The researchers identified 355,088 children under the age of 18 in five major U.S. health care markets, and tracked how often these imaging procedures were used.
They found that over 400,000 imaging procedures were performed in just 3 years, ranging from routine x-rays that use very low doses of radiation to more advanced tests, like CT scans, that require greater doses.
The study found that 42.5% of the children received at least one of these procedures, with many undergoing multiple tests.
Based on the data, the average child in the study would be expected to receive approximately 7 imaging procedures utilizing radiation by age 18.
The study focused on the numbers and types of procedures performed, but did not calculate specific doses of radiation that were received by each child.
“What we’ve tried to do is raise awareness of the issue and start a national dialogue by identifying the overall scope of the problem,” Dorfman said.
“One limitation of this type of analysis is that the clinical appropriateness of the tests could not be determined.”
“The next step is to better understand when these tests really add value to the care of a child and when they do not.”
Among the tests that the researchers studied, CT scans were the most important from the standpoint of radiation exposure. Indeed, 8% of the children in the study received a CT scan during the 3-year research period, with 3.5% of the children receiving more than one.
Understanding patterns of utilization of these tests in children is critical because children and infants are more susceptible than adults to the risks of radiation exposure, such as future cancers.
“Developing tissues in children are more sensitive to radiation and their longer expected life spans also allows additional time for the emergence of detrimental effects,” wrote Dr. Reza Fazel, a cardiologist at the Emory School of Medicine and a co-author of the study.
However, Fazel cautioned that the risk for any individual child undergoing a single test is typically low.

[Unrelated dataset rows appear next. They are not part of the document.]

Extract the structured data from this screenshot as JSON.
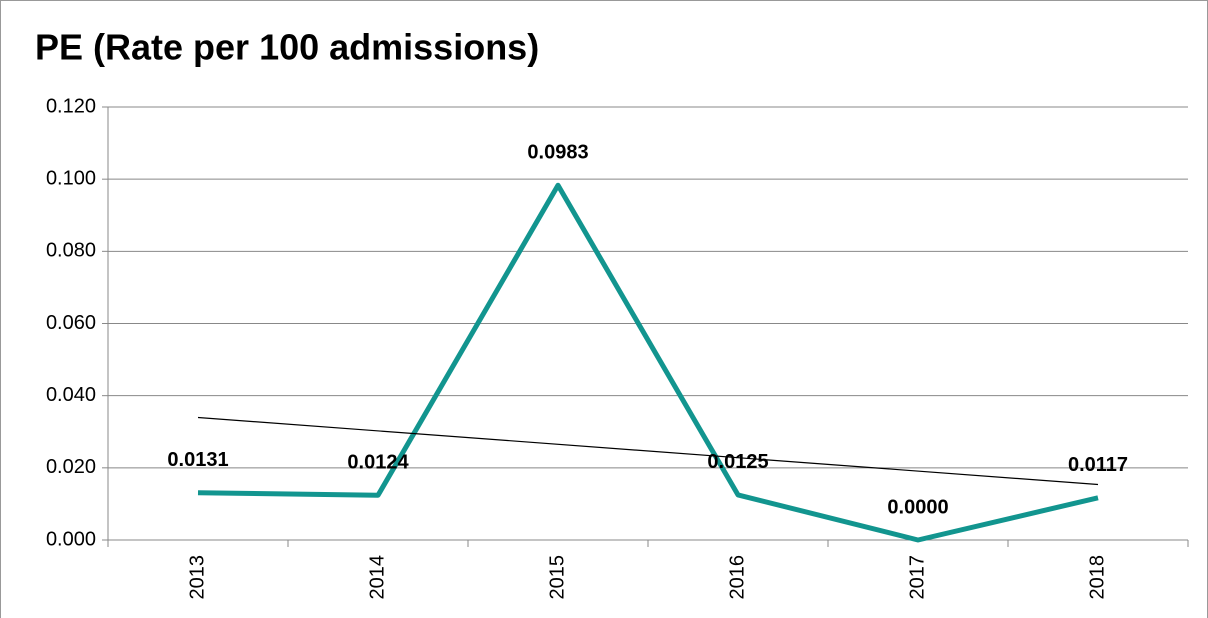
{
  "chart_data": {
    "type": "line",
    "title": "PE (Rate per 100 admissions)",
    "categories": [
      "2013",
      "2014",
      "2015",
      "2016",
      "2017",
      "2018"
    ],
    "values": [
      0.0131,
      0.0124,
      0.0983,
      0.0125,
      0,
      0.0117
    ],
    "value_labels": [
      "0.0131",
      "0.0124",
      "0.0983",
      "0.0125",
      "0.0000",
      "0.0117"
    ],
    "color": "#12958f",
    "trendline": "linear",
    "ylim": [
      0,
      0.12
    ],
    "yticks": [
      {
        "value": 0,
        "label": "0.000"
      },
      {
        "value": 0.02,
        "label": "0.020"
      },
      {
        "value": 0.04,
        "label": "0.040"
      },
      {
        "value": 0.06,
        "label": "0.060"
      },
      {
        "value": 0.08,
        "label": "0.080"
      },
      {
        "value": 0.1,
        "label": "0.100"
      },
      {
        "value": 0.12,
        "label": "0.120"
      }
    ],
    "grid": true
  }
}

“Of course, there is immense life-saving value in medical imaging, so our study doesn’t suggest at all that these tests shouldn’t be used in children,” said co-author Dr. Kimberly Applegate, vice chair for Quality and Safety in the Department of Radiology at Emory University.
“We have to be smarter about how we use tests. For example, children don’t always need the same radiation dose during a CT scan to get the same quality of image and information.”
The researchers note that each imaging procedure should be guided by the principle of ALARA, or As Low As Reasonably Achievable, which advocates for minimizing radiation doses while still obtaining sufficient clinical information.
Dr. Andrew Einstein, another study co-author and a cardiologist at Columbia University, said the study should not deter parents from imaging procedures that may provide a clear benefit for their kids.
“It should encourage discussions about the value of each imaging test that is ordered, recognizing that radiation exposure, even in small amounts, may not be risk free.”
The study was published online today in the Archives of Pediatrics and Adolescent Medicine.